山田は初の五輪で力を出し切った。初戦の2回戦は蘇栢亜(台湾)を追う展開が続き、残り40秒で逆転し、10-9で競り勝った。3回戦は17、19年世界選手権46キロ級覇者の沈裁盈(韓国)に16-7で快勝。波乱を巻き起こした。

日本選手で初めて進出を果たした準決勝は、世界ランク1位のパニパク・ウォンパッタナキット(タイ)に12-34に敗れた。その5時間後。運命の3位決定戦は、第1ラウンドの終了1秒前に上段蹴りで3点を奪い、5-5に追いついた。いい流れで同点にしたが、以降は、ボグダノヴィッチにペースを握られ、点差を広げれられた。表彰台には上がれなかった。

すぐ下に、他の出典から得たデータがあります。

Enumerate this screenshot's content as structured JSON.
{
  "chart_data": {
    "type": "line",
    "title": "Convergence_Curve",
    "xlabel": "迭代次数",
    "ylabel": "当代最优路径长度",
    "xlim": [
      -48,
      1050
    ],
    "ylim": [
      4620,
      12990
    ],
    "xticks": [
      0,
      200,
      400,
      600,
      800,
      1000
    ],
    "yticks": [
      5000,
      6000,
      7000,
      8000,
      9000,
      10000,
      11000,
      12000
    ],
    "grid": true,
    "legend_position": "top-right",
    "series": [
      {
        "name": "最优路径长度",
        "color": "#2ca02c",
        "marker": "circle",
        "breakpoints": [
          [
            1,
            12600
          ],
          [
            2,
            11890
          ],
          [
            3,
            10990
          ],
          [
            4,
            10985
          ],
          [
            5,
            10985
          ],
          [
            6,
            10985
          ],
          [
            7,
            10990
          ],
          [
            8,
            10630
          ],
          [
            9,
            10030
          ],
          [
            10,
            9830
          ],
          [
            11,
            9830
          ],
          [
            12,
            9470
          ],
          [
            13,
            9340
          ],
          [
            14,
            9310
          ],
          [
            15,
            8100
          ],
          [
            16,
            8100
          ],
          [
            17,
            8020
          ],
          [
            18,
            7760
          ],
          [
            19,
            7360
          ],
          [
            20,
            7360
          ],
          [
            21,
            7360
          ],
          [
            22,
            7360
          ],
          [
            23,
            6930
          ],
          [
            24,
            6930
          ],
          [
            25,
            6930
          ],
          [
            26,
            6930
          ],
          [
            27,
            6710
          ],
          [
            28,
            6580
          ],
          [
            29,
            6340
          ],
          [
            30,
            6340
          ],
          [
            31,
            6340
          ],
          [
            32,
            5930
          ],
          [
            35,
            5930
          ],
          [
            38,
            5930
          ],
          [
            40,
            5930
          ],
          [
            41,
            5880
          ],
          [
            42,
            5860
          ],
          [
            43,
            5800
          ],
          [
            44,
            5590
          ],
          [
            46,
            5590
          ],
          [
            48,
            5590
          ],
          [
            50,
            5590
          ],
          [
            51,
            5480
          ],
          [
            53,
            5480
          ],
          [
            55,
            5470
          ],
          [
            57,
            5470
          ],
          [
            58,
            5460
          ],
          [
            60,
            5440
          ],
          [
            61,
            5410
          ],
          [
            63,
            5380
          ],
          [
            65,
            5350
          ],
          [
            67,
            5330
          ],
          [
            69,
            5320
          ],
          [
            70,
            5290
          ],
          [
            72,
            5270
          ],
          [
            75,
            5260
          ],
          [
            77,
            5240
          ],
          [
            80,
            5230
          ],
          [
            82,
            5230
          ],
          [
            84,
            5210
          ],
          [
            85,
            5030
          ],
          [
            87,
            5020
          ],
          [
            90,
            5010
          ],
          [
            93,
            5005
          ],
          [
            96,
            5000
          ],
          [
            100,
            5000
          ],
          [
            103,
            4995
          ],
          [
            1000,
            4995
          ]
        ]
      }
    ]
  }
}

試合後は周囲への感謝を述べ、「メダルを持って帰ることで恩返しをしたかった。それがかなわず、本当に悔しい」。涙して、震える声を絞り出した。ただ、メダルを期待させる見せ場を作り、誇っていい結果だった。

実家は空手道場。幼少期から父啓悟さん(55)から指導を受けた。その経験を生かし、中学生からテコンドーに転向し、頭角を現した。ただ、決して順風満帆な競技人生ではない。16年リオデジャネイロ五輪の最終選考会では右膝の前十字靱帯(じんたい)を断裂。「自分が出る」と強い自信はあっただけに喪失感も大きかった。「辞めよう」とも思った。ただ、周囲の支えもあり、競技を続行し、厳しい1年以上のリハビリに耐えた。

今はこう言える。「辛い時も厳しい時も自分を奮い立たせて頑張っていた。5年間でここまで強くなれたのは、けがをしてきたからだと思う。今はあの経験をしてきてよかったと思う」。思い焦がれたメダルには届かなかったが、苦悩を経て、強くなった。【上田悠太】

◆山田美諭(やまだ・みゆ)1993年(平5)12月13日、愛知県瀬戸市生まれ。聖霊高、大東大を卒業後、16年4月に城北信用金庫に入庫。18年ジャカルタ・アジア大会で銅メダルを獲得。46キロ級も含め、全日本選手権を7度制覇。趣味は映画観賞。好きな食べ物はエビ。血液型はO型。167センチ。